Rather than hand-writing descriptor files, you can also generate them with `@selfage/generator_cli`. The tool reads a schema file and emits the TypeScript interface alongside the matching descriptor object.

```bash
npm install --save-dev @selfage/generator_cli

# definition.yaml must sit in the working directory; omit the .yaml suffix if you like
npx geneage ./definition.yaml
```

And the `definition.yaml` looks like:

```yaml
- kind: Message
  name: User
  fields:
    - { name: id, type: number, index: 1 }
    - { name: nickname, type: string, index: 2 }
    - { name: active, type: boolean, index: 3 }
```

The generated module exports the same pair as the example above (a `User` interface and `USER` descriptor), ready to import into your project.

## Everyday helpers

- `parseMessage(raw, descriptor)` filters an arbitrary object, keeping only fields that match the descriptor and coercing enums/primitive types.
- `copyMessage(from, descriptor, to?)` deep-clones a message (optionally into an existing object) while reusing typed arrays and nested objects safely.
- `equalMessage(left, right, descriptor)` performs structural equality on messages, including nested objects and arrays.
- `stringifyMessage(message, descriptor)` produces an index-based JSON string that is stable and language-neutral; `destringifyMessage(raw, descriptor)` reverses the process.
- `serializeMessage(message, descriptor)` and `deserializeMessage(binary, descriptor)` convert between objects and the compact binary wire format shown in `serializer.ts`.

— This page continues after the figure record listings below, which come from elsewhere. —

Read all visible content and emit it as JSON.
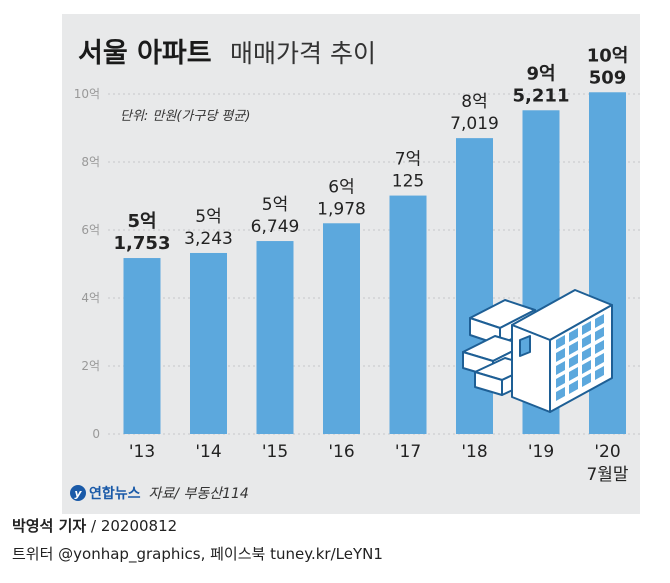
{
  "header": {
    "title_bold": "서울 아파트",
    "title_light": "매매가격 추이",
    "unit_note": "단위: 만원(가구당 평균)"
  },
  "chart_data": {
    "type": "bar",
    "title": "서울 아파트 매매가격 추이",
    "unit": "단위: 만원(가구당 평균)",
    "categories": [
      "'13",
      "'14",
      "'15",
      "'16",
      "'17",
      "'18",
      "'19",
      "'20"
    ],
    "category_sublabels": [
      "",
      "",
      "",
      "",
      "",
      "",
      "",
      "7월말"
    ],
    "values": [
      51753,
      53243,
      56749,
      61978,
      70125,
      87019,
      95211,
      100509
    ],
    "value_labels_top": [
      "5억",
      "5억",
      "5억",
      "6억",
      "7억",
      "8억",
      "9억",
      "10억"
    ],
    "value_labels_bottom": [
      "1,753",
      "3,243",
      "6,749",
      "1,978",
      "125",
      "7,019",
      "5,211",
      "509"
    ],
    "bold_labels": [
      true,
      false,
      false,
      false,
      false,
      false,
      true,
      true
    ],
    "yticks": [
      "0",
      "2억",
      "4억",
      "6억",
      "8억",
      "10억"
    ],
    "ylim": [
      0,
      100000
    ],
    "grid": true,
    "bar_color": "#5ca8dd"
  },
  "footer": {
    "logo_text": "연합뉴스",
    "source": "자료/ 부동산114",
    "author": "박영석 기자",
    "date": "/ 20200812",
    "social": "트위터 @yonhap_graphics, 페이스북 tuney.kr/LeYN1"
  }
}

Helpers ignore unknown fields, drop singular fields that are `null`/`undefined`, and keep array positions even when the element value becomes `undefined`.

## Command line usage

Install locally (as shown above) or run via `npx`:

```bash
# Serialize a JSON object using a descriptor exported from ./descriptor.js
npx message serialize '{"id":1,"nickname":"Ada"}' \
  --encoding hex \
  --descriptor-file ./descriptor \
  --descriptor-name USER

# Deserialize a base64 string back into JSON
npx message deserialize "AQAAAA..." \
  --encoding base64 \
  --descriptor-file ./descriptor \
  --descriptor-name USER
```

The CLI dynamically imports the descriptor file, so it works with either `.js` or `.ts` sources (set `--descriptor-file` without the extension).

## Behavior notes

- Default buffer size is 16 MB; call `initBuffer(newSize)` before serializing if you need to handle larger messages.
- Field and enum indexes must fit inside a 32-bit unsigned integer. String lengths share the same limit (max `2^32 - 1` bytes).
- The library expects descriptors to list fields in ascending `index` order. This ensures fast lookups during deserialization.
- Singular fields skip serialization when the value is `undefined` *or* `null`, so deserialization produces `undefined`. Within arrays the element slot is preserved, but `null` or `undefined` entries come back as `undefined`.

With these building blocks you can keep your data definitions in one place and rely on a single set of utilities—from validation to binary transport—to keep messages consistent across your project.